There are then two things to check: firstly, that there is a sensible notion of differential making $\operatorname{Cok}_\bullet f$ a chain complex such that $\operatorname{coker}f:B_\bullet\to\operatorname{Cok}_\bullet f$ is a chain map, secondly that the induced map $\operatorname{Cok}_\bullet f\to C_\bullet$ which factors $g$ is a genuine chain map.

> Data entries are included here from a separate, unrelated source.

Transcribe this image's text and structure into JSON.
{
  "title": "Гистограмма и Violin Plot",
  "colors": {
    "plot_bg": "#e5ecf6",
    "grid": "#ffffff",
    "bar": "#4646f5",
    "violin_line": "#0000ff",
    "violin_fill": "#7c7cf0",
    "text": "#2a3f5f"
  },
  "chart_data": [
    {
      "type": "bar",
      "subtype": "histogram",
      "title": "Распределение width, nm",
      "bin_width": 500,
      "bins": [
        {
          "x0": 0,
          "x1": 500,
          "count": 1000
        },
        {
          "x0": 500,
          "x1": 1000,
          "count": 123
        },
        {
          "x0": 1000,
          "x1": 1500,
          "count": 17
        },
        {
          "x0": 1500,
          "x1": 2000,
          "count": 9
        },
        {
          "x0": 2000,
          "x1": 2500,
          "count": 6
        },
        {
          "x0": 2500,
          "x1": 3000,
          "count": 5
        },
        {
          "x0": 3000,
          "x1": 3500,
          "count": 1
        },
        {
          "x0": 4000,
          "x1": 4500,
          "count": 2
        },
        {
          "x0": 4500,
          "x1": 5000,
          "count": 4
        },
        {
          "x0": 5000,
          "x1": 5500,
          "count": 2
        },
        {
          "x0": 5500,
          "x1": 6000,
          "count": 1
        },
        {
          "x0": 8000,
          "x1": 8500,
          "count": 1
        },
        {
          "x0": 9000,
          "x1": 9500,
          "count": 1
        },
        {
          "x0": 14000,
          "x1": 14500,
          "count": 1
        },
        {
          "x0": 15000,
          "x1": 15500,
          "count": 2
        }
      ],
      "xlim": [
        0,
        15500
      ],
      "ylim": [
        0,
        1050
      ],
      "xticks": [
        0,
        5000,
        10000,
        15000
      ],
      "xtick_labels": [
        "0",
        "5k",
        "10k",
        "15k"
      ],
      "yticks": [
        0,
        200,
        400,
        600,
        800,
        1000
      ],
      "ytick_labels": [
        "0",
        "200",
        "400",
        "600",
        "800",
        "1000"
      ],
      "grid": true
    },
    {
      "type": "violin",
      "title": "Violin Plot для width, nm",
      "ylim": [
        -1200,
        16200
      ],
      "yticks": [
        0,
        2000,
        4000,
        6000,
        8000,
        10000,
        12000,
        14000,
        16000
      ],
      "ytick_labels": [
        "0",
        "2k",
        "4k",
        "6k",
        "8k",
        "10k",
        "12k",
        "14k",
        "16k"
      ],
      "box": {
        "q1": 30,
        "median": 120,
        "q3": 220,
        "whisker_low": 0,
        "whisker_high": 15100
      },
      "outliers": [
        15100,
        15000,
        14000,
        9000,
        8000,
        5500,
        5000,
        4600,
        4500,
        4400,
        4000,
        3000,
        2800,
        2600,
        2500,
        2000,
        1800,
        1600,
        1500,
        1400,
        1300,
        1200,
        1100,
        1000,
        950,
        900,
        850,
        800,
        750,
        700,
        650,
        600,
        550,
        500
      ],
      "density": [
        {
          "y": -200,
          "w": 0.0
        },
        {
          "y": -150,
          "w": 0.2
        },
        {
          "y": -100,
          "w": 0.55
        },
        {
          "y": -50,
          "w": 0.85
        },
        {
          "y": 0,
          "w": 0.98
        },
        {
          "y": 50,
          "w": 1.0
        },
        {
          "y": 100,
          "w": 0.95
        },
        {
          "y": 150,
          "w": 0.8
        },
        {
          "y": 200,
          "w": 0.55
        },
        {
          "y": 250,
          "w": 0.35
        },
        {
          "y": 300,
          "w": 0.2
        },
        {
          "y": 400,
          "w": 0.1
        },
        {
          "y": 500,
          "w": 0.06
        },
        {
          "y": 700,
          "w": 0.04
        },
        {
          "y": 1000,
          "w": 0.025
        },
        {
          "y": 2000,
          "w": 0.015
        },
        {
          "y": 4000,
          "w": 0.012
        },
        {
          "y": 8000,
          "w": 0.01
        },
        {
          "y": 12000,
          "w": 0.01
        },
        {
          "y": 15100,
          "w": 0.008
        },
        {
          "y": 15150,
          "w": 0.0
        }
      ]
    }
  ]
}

Let's sort out the first one. As: $$0=\operatorname{coker}f_{n-1}\circ f_{n-1}\circ\partial_n=\operatorname{coker}f_{n-1}\circ\partial_n\circ f_n$$It follows there exists a unique factorisation $\operatorname{coker}f_{n-1}\circ\partial_n=k\circ\operatorname{coker}f_n$. Let's make the $n$th differential for $\operatorname{Cok}_\bullet f$ the arrow $k$. Then, so long as this satisfies the $\partial^2=0$ property, we'd get a chain complex that by construction makes $\operatorname{coker}f$ a chain map. But this thing squaring to zero is straightforward, since when you precompose with $\operatorname{coker}f_{n+1}$ you see: $$k_n\circ k_{n+1}\circ\operatorname{coker}f_{n+1}=\partial_n\circ\operatorname{coker}f_n\circ\partial_{n+1}=\operatorname{coker}f_{n-1}\circ\partial_n\circ\partial_{n+1}=0$$And as this is an epimorphism we can remove the cokernel from the left hand side and deduce $k_n\circ k_{n+1}=0$ for all $n$.
Now for the second part.
Say $g_n=h_n\circ\operatorname{coker}f_n$ for each $n$. $$\begin{align}h_{n-1}\circ\partial_n\circ\operatorname{coker}f_n&=h_{n-1}\circ\operatorname{coker}f_{n-1}\circ\partial_{n-1}\\&=g_{n-1}\circ\partial_n\\&=\partial_n\circ g_n\\&=\partial_n\circ h_n\circ\operatorname{coker}f_n\end{align}$$Ok. By the universal property of cokernels (well, the uniqueness) we know they are epimorphisms; I can therefore remove $\operatorname{coker}f_n$ from both sides of the above (cancellation doesn't mean it has a right inverse!) and conclude $h_{n-1}\circ\partial_n=\partial_n\circ h_n$. So, $h_\bullet:\operatorname{Cok}_\bullet f\to C_\bullet$ is a chain map and it is unique because $g=hf$ iff. $g_n=h_nf_n$ for all $n$ (by definition) and each $h_n$ is unique in this respect.